When it comes to the Supreme Court, Trump seems to double-down on these positions, suggesting someone like the judicially reprehensible partisan ideologue Antonin Scalia should fill the vacancy left in the wake of said Justice’s passing. Not only is this in line with the Party establishment’s position on the continued erosion of representative democracy, he has also threatened to actively work to erode the First Amendment, a position perfectly consistent with his frail and punitive character. He has advocated an economic agenda that will directly threaten the stability and prosperity of the United States. He has floated the idea of completely abandoning historically important alliances, moves that would put the United States and the larger world as increased risk of violent, devastating conflict. He has courted and refused to repudiate neo-Nazi and white supremacist supporters. He gives indiscriminate voice to hare-brained conspiracy theories. A vote for Trump is a declaration of allegiance to something other than the welfare of the United States.
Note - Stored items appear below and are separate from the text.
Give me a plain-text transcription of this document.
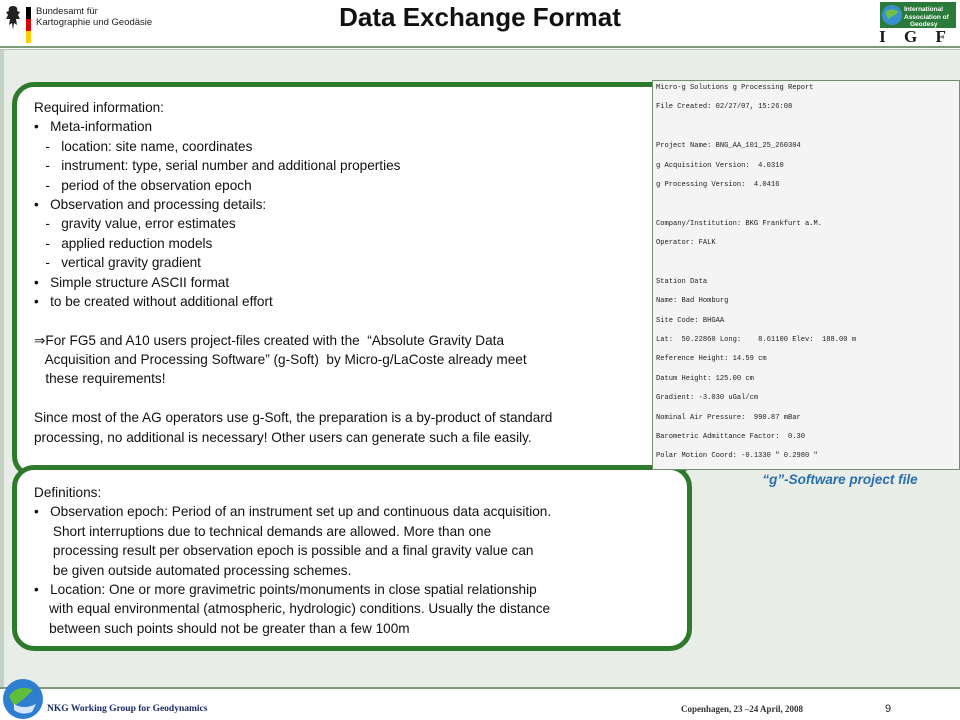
Bundesamt für
Kartographie und Geodäsie	Data Exchange Format	International
Association of
Geodesy
I G F
Required information:
•   Meta-information
-   location: site name, coordinates
-   instrument: type, serial number and additional properties
-   period of the observation epoch
•   Observation and processing details:
-   gravity value, error estimates
-   applied reduction models
-   vertical gravity gradient
•   Simple structure ASCII format
•   to be created without additional effort
⇒For FG5 and A10 users project-files created with the  “Absolute Gravity Data
Acquisition and Processing Software” (g-Soft)  by Micro-g/LaCoste already meet
these requirements!
Since most of the AG operators use g-Soft, the preparation is a by-product of standard
processing, no additional is necessary! Other users can generate such a file easily.
Definitions:
•   Observation epoch: Period of an instrument set up and continuous data acquisition.
Short interruptions due to technical demands are allowed. More than one
processing result per observation epoch is possible and a final gravity value can
be given outside automated processing schemes.
•   Location: One or more gravimetric points/monuments in close spatial relationship
with equal environmental (atmospheric, hydrologic) conditions. Usually the distance
between such points should not be greater than a few 100m
Micro-g Solutions g Processing Report
File Created: 02/27/07, 15:26:08
Project Name: BNG_AA_101_25_260304
g Acquisition Version:  4.0310
g Processing Version:  4.0416
Company/Institution: BKG Frankfurt a.M.
Operator: FALK
Station Data
Name: Bad Homburg
Site Code: BHGAA
Lat:  50.22860 Long:    8.61100 Elev:  188.00 m
Reference Height: 14.59 cm
Datum Height: 125.00 cm
Gradient: -3.030 uGal/cm
Nominal Air Pressure:  990.87 mBar
Barometric Admittance Factor:  0.30
Polar Motion Coord: -0.1330 " 0.2980 "
“g”-Software project file
NKG Working Group for Geodynamics	Copenhagen, 23 –24 April, 2008	9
None of this is an inflation of available facts, yet already increasing numbers of prominent Republican politicians are lining up to pledge their fealty to interests outside those of the United States and recent polls indicate the Republican electorate is doing likewise. This isn’t just disappointing – it’s disgusting. Certainly they’re not selling military secrets to North Korea or defecting to ISIS, but they are offering succor to a candidate whose values and beliefs are far-too-often thoroughly antithetical to those outlined in the U.S. Constitution.

Boil everything down to its bitter essence and it becomes strikingly clear that everyone who votes for Trump is, in a perverse but unmistakable way, voting against democracy. Through a combination of ignorance and belligerence, they will have made themselves enemies of the core principles of republican governance. Few outside the cloistered ranks of Democratic Party insiders are likely happy about a perpetuation of the status quo. It’s a sad choice, but at least those voters who take it can rest with the reassurance that they are not willfully selling our country out to a stew of party loyalty and partisan resentment.

Ultimately, the poisonous status of a Trump vote is granted not by the fact that he is, by an exceptionally permissive interpretation of American values and constitutional propriety, the worst option in November — or any previous November in living memory. Rather, it comes from the fact that no one’s vote needs to be decided along a strict partisan binary. Anyone who finds Clinton thoroughly unacceptable does not have to register their disdain for her by voting for someone who poses a clear, existential threat to the economic and social welfare of the United States. They can research candidates outside the major parties and register their votes there. Or they can simply write in a name, voicing their protest through a vote for Grover Norquist, their favorite talk radio blowhard, the restless spirits of Ayn Rand and Friedrich Hayek, or the Ghost of Ronald Reagan. They don’t have to vote for ego incarnate — a vulgar demagogue with no respect for civil liberties, no coherent or sensible policy ideas, a faithless political disposition, and pseudo-fascist tendencies. That choice will benefit few outside of Trump’s sycophantic inner-circle and very likely hurt everyone else.

To vote for Trump is to betray the United States of America— to risk the preservation and perpetuation of constitutional and representative governance on the bet that maybe (and maybe really is the best anyone can say) Donald Trump, despite all indications to the contrary, will make a good president. That’s a dangerous and irresponsible bet to make, but it does suggest a third category of Trump supporter: maybe some of them are just people who want to watch the world burn. If that’s your agenda, Trump is probably the safest bet American’s have ever had.